The Art of Summoning the Sea

The sea is my endless source of inspiration and mystery; it has shaped my being and creativity in ways only those who have experienced and loved it can understand. Every stroke I make is a tribute to its majesty, an attempt to capture the very essence of its depths. Take the waves, for example: it took me a lifetime to find the right lines to translate the elegance of their interplay into a mark, to express their sinuosity and the power of their movement in a single stroke. I have dedicated years to perfecting their forms, striving to capture that magical moment when a wave dissipates into the briny air.

The same goes for the creatures that inhabit it and embody its mystery: dolphins. They are not the fish of aquatic parks, leaping with their noses out of the water. Dolphins are my companions in the universe of drawing, they are lines of pure movement following the waves, accompanying boats in the open sea. They are the arched backs reflecting starlight, the fins parting the water and allowing plankton to surface, their strong breaths conveying security and serenity. It took me twenty years of study, sketches, crumpled and discarded sheets to encapsulate all this in a graphic stroke.

Using the same process of work and research, I also drew a fish that, when seen live, unsettles and scares me with its boldness and aggression, masterfully described by Ernest Hemingway in his novel “The Old Man and the Sea,” of which he was an avid fisherman. I am talking about the Marlin: to make it the guiding theme of my decorations for Saspa, the yacht I mentioned in a previous post, I had to work extensively on abstraction, transforming its ferocity into an element of beauty and strength, making it the focal point of my creations.

I employ the same approach when drawing knots or crafting them concretely: in their composition, I am constantly searching for an expressiveness that reflects my feelings, and this expression has been legally recognized, winning various cases against those who had copied me, rightly thinking that I hadn’t invented the knots.

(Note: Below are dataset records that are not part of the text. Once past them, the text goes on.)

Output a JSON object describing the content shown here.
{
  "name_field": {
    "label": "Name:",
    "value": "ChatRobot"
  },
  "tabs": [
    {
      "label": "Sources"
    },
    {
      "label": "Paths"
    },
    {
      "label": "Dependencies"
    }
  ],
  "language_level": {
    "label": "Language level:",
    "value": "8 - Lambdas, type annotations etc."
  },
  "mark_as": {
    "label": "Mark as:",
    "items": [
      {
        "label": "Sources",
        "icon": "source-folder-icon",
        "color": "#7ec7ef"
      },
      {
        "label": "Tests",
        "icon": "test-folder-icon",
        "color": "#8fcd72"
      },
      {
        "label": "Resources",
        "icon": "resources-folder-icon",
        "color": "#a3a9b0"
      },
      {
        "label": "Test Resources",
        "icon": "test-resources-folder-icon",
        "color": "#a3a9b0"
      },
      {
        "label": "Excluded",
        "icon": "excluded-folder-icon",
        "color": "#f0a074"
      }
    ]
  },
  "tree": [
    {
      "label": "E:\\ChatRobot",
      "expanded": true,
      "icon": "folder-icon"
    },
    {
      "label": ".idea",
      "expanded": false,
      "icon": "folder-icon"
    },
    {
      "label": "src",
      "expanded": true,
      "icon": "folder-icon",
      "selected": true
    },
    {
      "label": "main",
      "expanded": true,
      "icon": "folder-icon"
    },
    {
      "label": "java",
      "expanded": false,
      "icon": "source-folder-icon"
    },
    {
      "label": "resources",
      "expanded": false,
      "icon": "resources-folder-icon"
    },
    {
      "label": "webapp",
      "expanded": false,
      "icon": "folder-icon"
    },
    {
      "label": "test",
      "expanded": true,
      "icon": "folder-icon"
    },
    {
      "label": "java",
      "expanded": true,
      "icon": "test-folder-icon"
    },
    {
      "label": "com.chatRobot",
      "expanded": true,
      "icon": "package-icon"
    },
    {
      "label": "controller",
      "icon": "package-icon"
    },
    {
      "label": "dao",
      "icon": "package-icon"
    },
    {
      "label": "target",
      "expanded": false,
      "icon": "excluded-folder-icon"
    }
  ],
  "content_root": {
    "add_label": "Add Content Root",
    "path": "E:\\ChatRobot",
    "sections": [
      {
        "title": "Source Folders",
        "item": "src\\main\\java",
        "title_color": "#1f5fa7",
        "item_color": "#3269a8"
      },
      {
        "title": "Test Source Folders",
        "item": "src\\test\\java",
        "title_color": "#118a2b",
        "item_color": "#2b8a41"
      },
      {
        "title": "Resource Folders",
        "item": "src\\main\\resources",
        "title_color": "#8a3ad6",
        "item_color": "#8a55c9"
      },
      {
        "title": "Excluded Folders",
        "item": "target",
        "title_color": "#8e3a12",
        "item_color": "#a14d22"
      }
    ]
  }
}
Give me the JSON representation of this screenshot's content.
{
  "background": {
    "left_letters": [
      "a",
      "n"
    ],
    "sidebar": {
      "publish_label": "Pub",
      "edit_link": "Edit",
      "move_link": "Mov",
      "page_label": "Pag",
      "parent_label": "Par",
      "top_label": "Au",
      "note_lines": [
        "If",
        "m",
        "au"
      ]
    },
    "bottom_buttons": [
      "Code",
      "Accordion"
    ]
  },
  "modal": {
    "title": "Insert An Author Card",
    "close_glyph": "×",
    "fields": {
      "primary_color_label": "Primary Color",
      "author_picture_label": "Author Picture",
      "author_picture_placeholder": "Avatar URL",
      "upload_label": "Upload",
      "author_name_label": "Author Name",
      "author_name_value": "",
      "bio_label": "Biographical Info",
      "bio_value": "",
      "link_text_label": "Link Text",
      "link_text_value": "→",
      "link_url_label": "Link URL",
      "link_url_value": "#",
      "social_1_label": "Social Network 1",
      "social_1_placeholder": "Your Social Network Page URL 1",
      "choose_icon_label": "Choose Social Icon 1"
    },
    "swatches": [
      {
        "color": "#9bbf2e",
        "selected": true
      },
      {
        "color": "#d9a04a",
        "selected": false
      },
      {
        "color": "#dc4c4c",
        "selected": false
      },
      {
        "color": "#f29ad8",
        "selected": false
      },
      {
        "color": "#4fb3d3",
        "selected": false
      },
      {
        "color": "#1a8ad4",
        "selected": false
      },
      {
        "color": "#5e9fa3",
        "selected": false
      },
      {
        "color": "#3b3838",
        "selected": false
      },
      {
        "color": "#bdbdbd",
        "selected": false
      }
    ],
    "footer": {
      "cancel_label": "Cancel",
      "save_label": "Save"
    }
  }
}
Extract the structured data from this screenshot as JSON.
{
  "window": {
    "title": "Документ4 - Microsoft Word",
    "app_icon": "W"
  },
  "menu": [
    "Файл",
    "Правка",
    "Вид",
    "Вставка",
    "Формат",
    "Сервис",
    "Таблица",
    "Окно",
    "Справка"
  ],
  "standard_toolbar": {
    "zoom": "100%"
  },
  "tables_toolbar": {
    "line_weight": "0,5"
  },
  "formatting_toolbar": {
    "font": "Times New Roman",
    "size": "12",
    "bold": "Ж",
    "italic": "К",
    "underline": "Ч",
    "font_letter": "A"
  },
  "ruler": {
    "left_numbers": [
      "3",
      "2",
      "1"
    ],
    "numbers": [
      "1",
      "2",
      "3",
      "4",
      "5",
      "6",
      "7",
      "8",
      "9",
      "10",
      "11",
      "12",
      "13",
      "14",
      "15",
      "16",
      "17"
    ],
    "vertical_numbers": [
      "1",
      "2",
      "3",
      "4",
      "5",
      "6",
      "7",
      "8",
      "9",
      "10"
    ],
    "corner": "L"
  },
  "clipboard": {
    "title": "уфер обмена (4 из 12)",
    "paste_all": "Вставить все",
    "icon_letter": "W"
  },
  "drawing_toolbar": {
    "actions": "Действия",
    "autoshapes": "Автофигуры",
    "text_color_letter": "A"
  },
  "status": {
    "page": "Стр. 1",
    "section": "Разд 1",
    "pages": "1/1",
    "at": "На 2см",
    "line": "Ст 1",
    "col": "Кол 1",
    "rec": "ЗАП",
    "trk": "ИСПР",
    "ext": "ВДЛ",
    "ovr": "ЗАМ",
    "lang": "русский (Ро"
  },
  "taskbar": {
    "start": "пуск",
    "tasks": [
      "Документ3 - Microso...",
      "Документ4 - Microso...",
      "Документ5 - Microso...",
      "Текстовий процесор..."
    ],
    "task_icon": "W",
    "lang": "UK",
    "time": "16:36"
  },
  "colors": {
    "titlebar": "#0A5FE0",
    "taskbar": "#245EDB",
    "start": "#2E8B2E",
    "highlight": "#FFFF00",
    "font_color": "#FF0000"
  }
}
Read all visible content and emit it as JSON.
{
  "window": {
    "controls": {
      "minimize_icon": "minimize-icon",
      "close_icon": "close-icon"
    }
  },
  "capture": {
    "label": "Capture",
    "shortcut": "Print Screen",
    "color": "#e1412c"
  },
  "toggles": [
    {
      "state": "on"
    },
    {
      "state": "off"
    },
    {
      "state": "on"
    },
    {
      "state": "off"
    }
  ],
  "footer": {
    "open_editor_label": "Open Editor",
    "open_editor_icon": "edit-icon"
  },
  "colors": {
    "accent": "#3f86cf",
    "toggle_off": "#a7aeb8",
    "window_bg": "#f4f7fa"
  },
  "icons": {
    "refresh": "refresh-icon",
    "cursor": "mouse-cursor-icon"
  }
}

The judgment acknowledged that I had reintroduced them, giving them my own distinctive expression and that, for their intricate beauty, they had become my trademark.

Each knot is born as if it were a unique work of art, the result of years of research and experimentation. It is from knots that the last story I want to tell you about my relationship with drawing arises. Japanese clients have opened seven shops in Tokyo to market my collections, and when they asked me to expand my artistic repertoire by creating new paintings with different subjects, I didn’t even have time to touch the pencil to the drawing paper, and here I am returning to the roots of my “journey,” bringing back the sensations of crossing the Mediterranean from which I had been reborn, finding myself once again. I created a composition inspired by the routes formed by lines that traced a path through my depths. My journey into the world of drawing the sea is an endless odyssey, an exploration of the depths of the human soul through the waves and the silvery reflections of the surface.